I sent around those sign up sheets for four weeks. I never had more names on it than in the first week and easily had half the willing participants I needed. I prayed and prayed for opportunities to mention singing, music and sharing talents in any lesson or venue possible. And finally came the day I had set aside for "auditions," where those who were interested in solos would come forward in a group and sing indiviually whereafter I would decide what song they would sing.
I'm not going to lie, I was surprised by who came, and only slightly surprised at the level of their vocalization. Every one of them declared clearly - though with self-deprecating humor - that they were not good singers. And had I taken them at their word, we would have had no program at all.
I am grateful that Heavenly Father gave me the opportunity to hear their voices beyond their words, that I might use my talents to bring theirs out.
It took courage and trust for them to sing for me that first time. I applaude each of them for coming. And after hearing each of them sing, I was confident that the program was going to be beautiful.

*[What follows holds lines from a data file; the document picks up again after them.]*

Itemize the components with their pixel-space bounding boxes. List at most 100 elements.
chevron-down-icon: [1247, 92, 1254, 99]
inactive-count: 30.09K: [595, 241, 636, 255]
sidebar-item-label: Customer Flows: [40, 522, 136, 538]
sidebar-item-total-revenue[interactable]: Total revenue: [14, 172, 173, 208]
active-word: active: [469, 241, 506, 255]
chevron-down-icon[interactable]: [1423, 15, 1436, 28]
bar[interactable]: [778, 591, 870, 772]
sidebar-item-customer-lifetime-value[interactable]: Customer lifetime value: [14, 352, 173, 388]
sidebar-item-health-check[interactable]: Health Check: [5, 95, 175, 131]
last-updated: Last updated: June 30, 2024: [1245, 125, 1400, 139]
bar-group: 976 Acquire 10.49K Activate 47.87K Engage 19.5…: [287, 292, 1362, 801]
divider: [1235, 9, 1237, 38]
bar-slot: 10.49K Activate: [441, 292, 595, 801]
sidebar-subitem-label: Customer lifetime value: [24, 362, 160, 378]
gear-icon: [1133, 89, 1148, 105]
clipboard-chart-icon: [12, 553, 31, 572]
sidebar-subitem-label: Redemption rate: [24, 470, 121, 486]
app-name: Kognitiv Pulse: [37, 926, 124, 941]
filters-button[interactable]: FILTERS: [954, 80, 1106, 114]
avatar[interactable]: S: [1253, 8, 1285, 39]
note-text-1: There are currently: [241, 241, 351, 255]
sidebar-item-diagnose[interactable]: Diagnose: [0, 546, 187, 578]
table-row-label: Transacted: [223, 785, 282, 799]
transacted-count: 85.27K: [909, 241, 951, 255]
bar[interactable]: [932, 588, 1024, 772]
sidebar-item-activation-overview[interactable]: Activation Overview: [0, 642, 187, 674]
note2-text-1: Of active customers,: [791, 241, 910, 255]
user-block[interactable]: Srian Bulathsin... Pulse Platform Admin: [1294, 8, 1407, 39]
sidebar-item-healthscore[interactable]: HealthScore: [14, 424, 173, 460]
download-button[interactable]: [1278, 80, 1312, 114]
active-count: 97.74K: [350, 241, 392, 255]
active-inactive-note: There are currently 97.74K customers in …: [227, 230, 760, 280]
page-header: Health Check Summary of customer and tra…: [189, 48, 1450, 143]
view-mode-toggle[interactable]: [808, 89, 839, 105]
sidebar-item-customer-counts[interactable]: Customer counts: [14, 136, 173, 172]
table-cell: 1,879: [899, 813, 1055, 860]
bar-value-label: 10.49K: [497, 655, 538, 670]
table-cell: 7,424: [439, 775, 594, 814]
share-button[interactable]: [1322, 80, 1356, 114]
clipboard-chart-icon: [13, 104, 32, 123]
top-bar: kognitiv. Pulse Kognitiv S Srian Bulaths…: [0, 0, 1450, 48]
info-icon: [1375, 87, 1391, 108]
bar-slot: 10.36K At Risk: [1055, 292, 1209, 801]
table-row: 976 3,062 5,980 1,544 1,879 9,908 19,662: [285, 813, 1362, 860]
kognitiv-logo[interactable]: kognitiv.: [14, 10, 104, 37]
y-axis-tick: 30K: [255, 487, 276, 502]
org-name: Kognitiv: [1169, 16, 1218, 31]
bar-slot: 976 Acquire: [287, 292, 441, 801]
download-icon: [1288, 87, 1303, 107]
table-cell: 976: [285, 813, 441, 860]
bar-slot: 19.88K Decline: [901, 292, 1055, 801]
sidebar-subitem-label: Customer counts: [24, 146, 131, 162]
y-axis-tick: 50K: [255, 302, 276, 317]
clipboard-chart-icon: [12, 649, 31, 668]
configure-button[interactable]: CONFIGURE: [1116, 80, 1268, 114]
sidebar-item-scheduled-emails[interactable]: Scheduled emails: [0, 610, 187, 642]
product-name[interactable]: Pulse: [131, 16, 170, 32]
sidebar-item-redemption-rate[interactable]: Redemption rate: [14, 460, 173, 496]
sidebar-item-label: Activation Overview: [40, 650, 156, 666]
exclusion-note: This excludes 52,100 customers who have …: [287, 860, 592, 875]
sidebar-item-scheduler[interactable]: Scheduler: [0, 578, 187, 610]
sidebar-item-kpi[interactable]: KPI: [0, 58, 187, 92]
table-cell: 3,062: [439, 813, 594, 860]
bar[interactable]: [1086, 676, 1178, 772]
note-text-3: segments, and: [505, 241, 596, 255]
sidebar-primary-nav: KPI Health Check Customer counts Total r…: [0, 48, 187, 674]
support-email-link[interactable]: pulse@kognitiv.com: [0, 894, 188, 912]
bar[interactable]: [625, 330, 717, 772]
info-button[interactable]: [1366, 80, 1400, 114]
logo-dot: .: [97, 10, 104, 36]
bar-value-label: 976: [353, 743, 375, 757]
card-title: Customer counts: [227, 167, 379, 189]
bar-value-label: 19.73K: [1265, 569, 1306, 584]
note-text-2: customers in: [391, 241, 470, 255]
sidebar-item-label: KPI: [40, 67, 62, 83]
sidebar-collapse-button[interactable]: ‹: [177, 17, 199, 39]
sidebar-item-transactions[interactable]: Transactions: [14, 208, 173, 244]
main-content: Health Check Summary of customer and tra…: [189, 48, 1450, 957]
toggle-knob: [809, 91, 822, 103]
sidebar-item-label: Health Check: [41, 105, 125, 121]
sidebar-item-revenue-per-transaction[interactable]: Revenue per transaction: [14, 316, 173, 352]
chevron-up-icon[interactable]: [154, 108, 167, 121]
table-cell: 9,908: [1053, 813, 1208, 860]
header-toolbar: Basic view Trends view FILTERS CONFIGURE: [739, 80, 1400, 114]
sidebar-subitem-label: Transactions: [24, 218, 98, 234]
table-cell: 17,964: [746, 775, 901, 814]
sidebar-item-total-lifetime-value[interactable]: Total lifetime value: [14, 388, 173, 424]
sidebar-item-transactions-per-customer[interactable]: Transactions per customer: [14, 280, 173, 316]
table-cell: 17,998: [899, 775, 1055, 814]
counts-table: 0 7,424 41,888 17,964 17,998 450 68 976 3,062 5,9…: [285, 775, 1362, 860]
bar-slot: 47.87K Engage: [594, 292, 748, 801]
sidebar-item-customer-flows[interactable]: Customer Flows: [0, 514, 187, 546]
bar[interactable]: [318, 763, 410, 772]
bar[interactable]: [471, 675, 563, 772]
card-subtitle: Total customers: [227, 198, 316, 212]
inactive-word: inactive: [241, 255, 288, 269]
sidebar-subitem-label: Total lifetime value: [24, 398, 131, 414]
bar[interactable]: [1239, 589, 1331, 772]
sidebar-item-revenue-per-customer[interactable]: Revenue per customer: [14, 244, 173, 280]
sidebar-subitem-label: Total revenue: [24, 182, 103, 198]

Fast forward past a montage of Sunday afternoon and Friday morning rehearsals with a bunch of women - a group that finally swelled to over 20 - who were willing to try. Yes, we reviewed the same songs and the same few measures per song OVER and OVER. And we laughed. We cried.
I taught them some physical warm ups.
There were a few of my expressions that made it into full-fledged sayings. Such as, "If you're going to mess up, do it loudly so I can hear you!" and "Everyone has a choir voice."
In May, by the time we performed the program (and the encore, since men weren't invited to the first one, being as it was a Relief Society Program), I had 8 soloists and a well trained women's choir that sounded heavenly.
Now, I have been party to choirs that had heavenly help at the end because they needed it, as in they would have sounded horrible without the heavenly help. But this was not the case with this choir. Any heavenly help afforded was a lifting of the talents they had already worked so hard to cultivate. It was angels singing with them, not for them. It was amazing. Because these women who didn't think they had it in them....did.
I cried every time. The trust, the fun.... The result. The sharing. Every moment was worthwhile. And I just wanted to say "thank you" to the women. I don't know how; and writing is what I do. So at least now it's finally out there.
And I would like to add to this record the incredible gratitude to Heavenly Father for my calling in my ward. Since the Women at the Well program, the Ward Choir has grown even more. And during the last two and a half years, I have been able to perform a job that serves others that makes me happy. It is perfect. And I am grateful, so, so, SO grateful.